Some religious leaders have countered that it is the faithful who face discrimination for living according to their beliefs. They cite government fines and lawsuits against florists, bakers and photographers who declined to do work for same-sex weddings.
"Good and commonsense bills that simply underscore or protect freedoms that we've had since the founding of our country are being attacked by large corporations seeking to thwart the democratic process," said Kellie Fiedorek, an attorney for Alliance Defending Freedom, a Scottsdale, Arizona-based group that has backed religious-objection legislation and led court fights in various states.
More than 60 state legislative measures allowing for religious refusals at the expense of LGBT rights have been introduced, according to the Washington-based Human Rights Campaign.
"We're seeing definitely a greater number this year," including many with consequences that would be far-reaching, said Sara Warbelow, the campaign's legal director.
The battle came to the national forefront last spring when Indiana and Arkansas passed religious protection measures, then revised them after a backlash from businesses. Social conservatives intensified their push after the Supreme Court ruled in June that gay marriage is legal everywhere in the U.S.
Supporters say the measures are necessary to protect people such as Robert and Cynthia Gifford, who were fined $13,000 for violating New York's anti-discrimination law after they declined to host a lesbian wedding at their Liberty Ridge Farm north of Albany in 2013.
The Giffords stopped hosting weddings altogether. But after recently losing an appeal, Cynthia Gifford said they plan to resume their wedding business. They will allow gay couples to get married on their property without personally participating in the ceremonies.
"It would have been nice to be protected by the law," she said. "This has been financially tragic for our family."
Opponents of religious protection measures argue they could harm states financially by discouraging major businesses from hosting events or expanding operations in places seen as hostile toward gay employees or customers.
The economic effect of such measures is open to debate.

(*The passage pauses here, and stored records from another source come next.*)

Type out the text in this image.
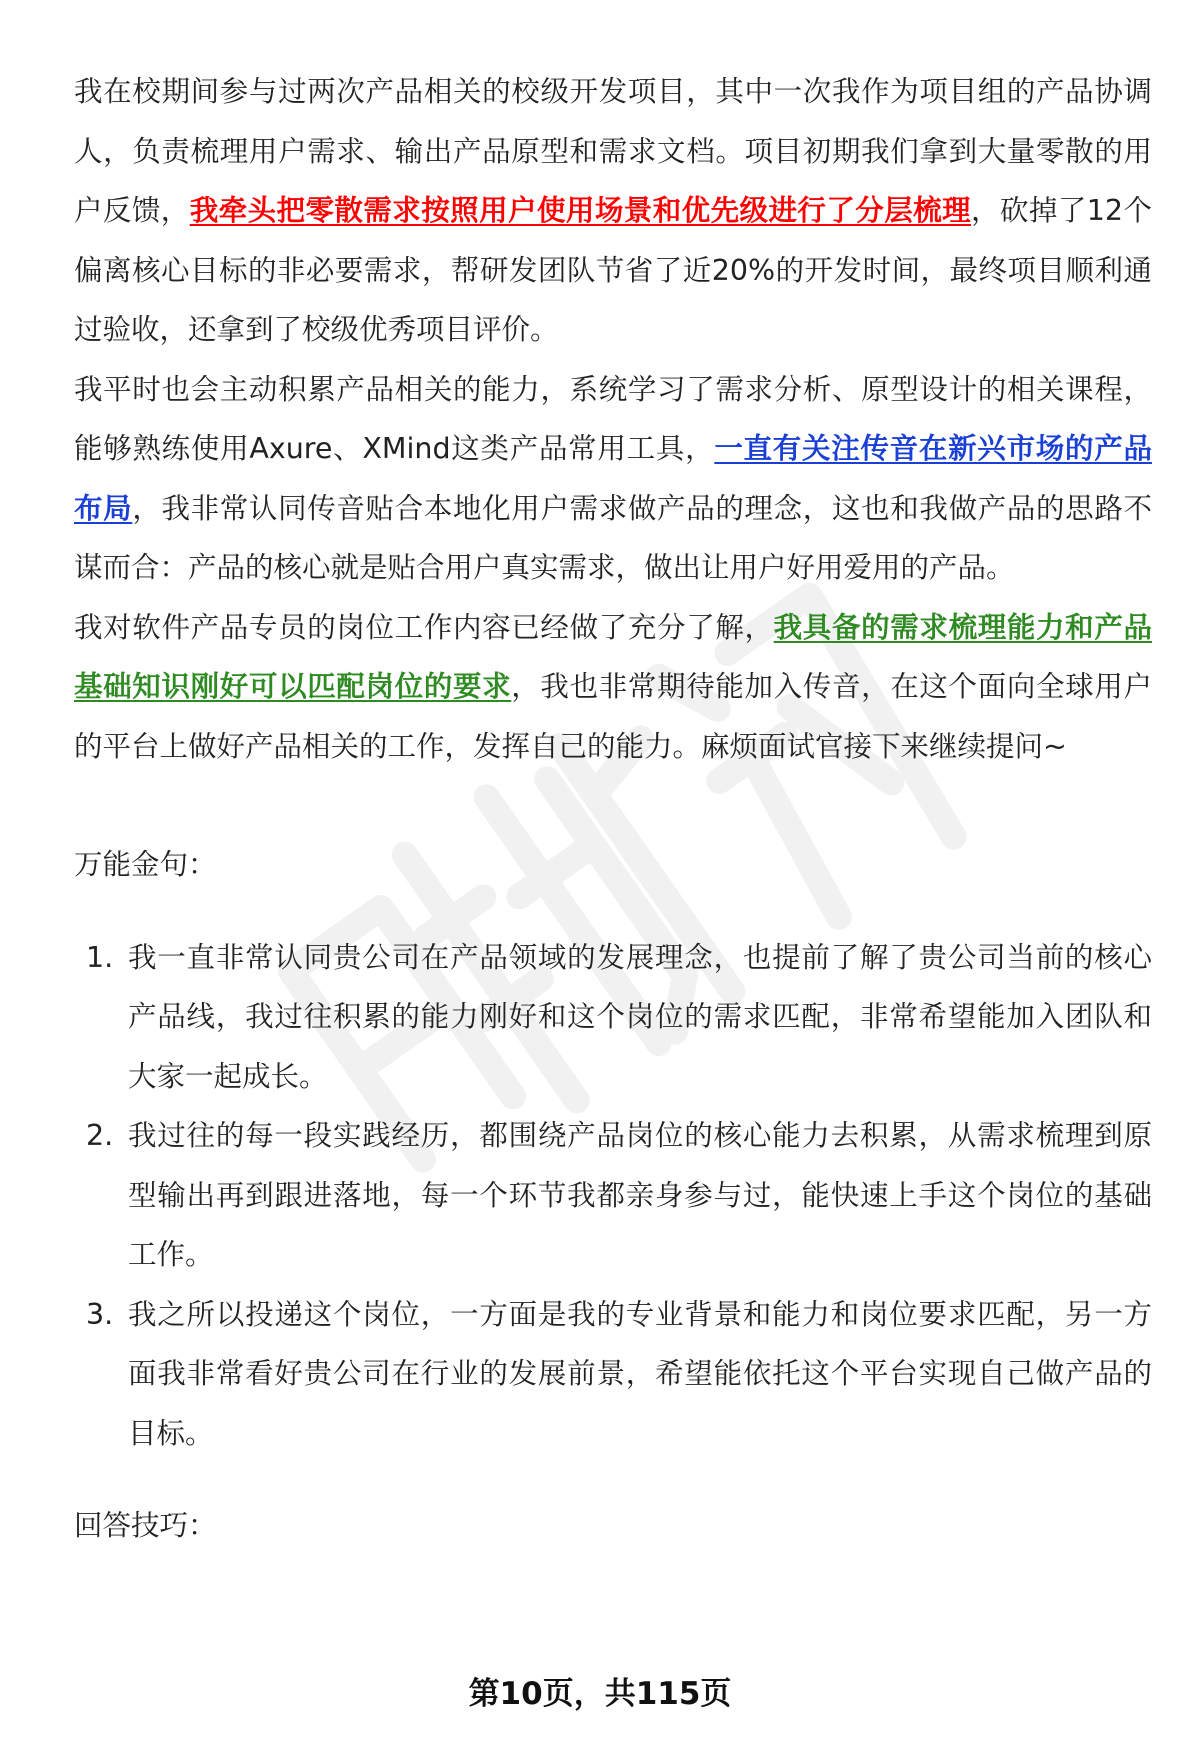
我在校期间参与过两次产品相关的校级开发项目，其中一次我作为项目组的产品协调人，负责梳理用户需求、输出产品原型和需求文档。项目初期我们拿到大量零散的用户反馈，我牵头把零散需求按照用户使用场景和优先级进行了分层梳理，砍掉了12个偏离核心目标的非必要需求，帮研发团队节省了近20%的开发时间，最终项目顺利通过验收，还拿到了校级优秀项目评价。

我平时也会主动积累产品相关的能力，系统学习了需求分析、原型设计的相关课程，能够熟练使用Axure、XMind这类产品常用工具，一直有关注传音在新兴市场的产品布局，我非常认同传音贴合本地化用户需求做产品的理念，这也和我做产品的思路不谋而合：产品的核心就是贴合用户真实需求，做出让用户好用爱用的产品。

我对软件产品专员的岗位工作内容已经做了充分了解，我具备的需求梳理能力和产品基础知识刚好可以匹配岗位的要求，我也非常期待能加入传音，在这个面向全球用户的平台上做好产品相关的工作，发挥自己的能力。麻烦面试官接下来继续提问~

万能金句：

1. 我一直非常认同贵公司在产品领域的发展理念，也提前了解了贵公司当前的核心产品线，我过往积累的能力刚好和这个岗位的需求匹配，非常希望能加入团队和大家一起成长。
2. 我过往的每一段实践经历，都围绕产品岗位的核心能力去积累，从需求梳理到原型输出再到跟进落地，每一个环节我都亲身参与过，能快速上手这个岗位的基础工作。
3. 我之所以投递这个岗位，一方面是我的专业背景和能力和岗位要求匹配，另一方面我非常看好贵公司在行业的发展前景，希望能依托这个平台实现自己做产品的目标。

回答技巧：

第10页，共115页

A survey by the tourism promotion group Visit Indy found that Indiana's new law played a role in 12 conventions going elsewhere, costing Indianapolis as much as $60 million in economic benefits. But that's just a fraction of the 1,100 conventions bid on by the city.
Indianapolis still reaped a record $4.5 billion in economic benefits from tourism in 2015. It also booked more future convention business than any year before, thanks to a surge from Indiana-based organizations that offset a decline from out-of-state businesses, said Visit Indy Vice President Chris Gahl.
While some Republican lawmakers this year have pointed to Indiana as a reason for caution, others have brushed aside threats of boycotts. In Georgia, the governor's veto rankled many religious conservatives.
"This is why people are angry with the politicians of our nation," said Tanya Ditty, Georgia director of Concerned Women for America, a Christian group. "They are not elected to represent Hollywood values, nor Wall Street values. They're elected to represent the voters of Georgia, and that does not preclude people of faith."